An inherent negative bias in the model has thus been completely removed. It is worth mentioning that the presence of such a negative bias confirms what had been highlighted in previous work [
1,
3,
25,
38], i.e., that the weather/wave models underestimate the extremes despite the constant assimilation of satellite measurement, which due to their coarse temporal and spatial resolution are likely to miss the strongest peaks of the storms.
Considering the inherently stochastic nature of the problem, the results are more than satisfying.
Applying the integrated methodology to any given location requires of course the handling of a considerable amount of data.
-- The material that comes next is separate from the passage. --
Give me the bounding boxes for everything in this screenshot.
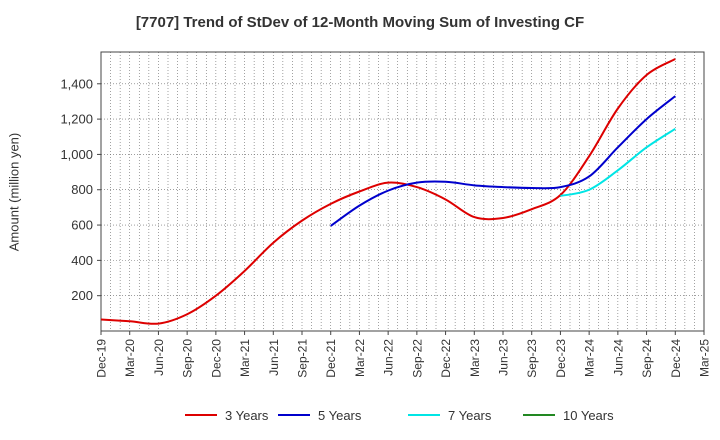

Simply using model data only requires downloading a single series from one of the available weather/wave systems, such as NOAA [
37] or ECMWF [
39]; integrating it, if N
b wave buoy are available, requires downloading N
b extra model data series as well as N
b buoy data series. On the other hand, the computational effort is not particularly heavy since the extreme value fitting procedures, briefly recalled in
Section 2.1, are nowadays fully standardized.
5. Conclusions
A new procedure, based on integrating wave model data with those obtained with experimental wave data series, has been proposed and tested to evaluate SWH values for a given return time TR in a given location.
Extreme SWH values derived from model time series are integrated with the corresponding extreme value series from available buoys in the same geographical area.
While of course the calibration or the assimilation of measured wave data with weather/wave model results is nothing new, this is the first time that an integration is carried out to determine the parameters of the SWH extreme value distributions. Such parameters are themselves randomly distributed and they have been estimated by making use of the differences between the SWH obtained from the model and those computed from the in-situ data. In other words, the model data are used as indicators, and the buoy data are used for the correction of biases and the evaluation of uncertainties.
By making use of a jackknife procedure, 24 tests have been carried out on three areas along the coasts of the United States, where long records of good quality buoy data are available. It has been shown that the use of model data always causes a relevant undervaluation of the SWH values for a given return time TR and that a considerable improvement in accuracy is gained by making use of this integrated procedure in place of using model data.
In a location where there are no buoy wave meters, or where the data series are not long enough for a correct estimate, the integration of the buoy data in the area with model archive data provides a useful and general design tool to derive the extreme value SWH.
Compared with the simple application of a model on the location of interest, the integrated procedure requires a much heavier amount of data, since it implies accessing many time series rather than a single one; on the other hand, the computational burden is not excessive, since it only requires well known and widely accepted procedures for EVPD.
Extension of the method to any other area in the world is certainly possible, provided that a number of wave meter data series in the general area are accessible: while model data are available all over the world, how to identify and evaluate the relevant wave meter buoys is a matter of specific investigation, which should be carried out along the lines outlined here.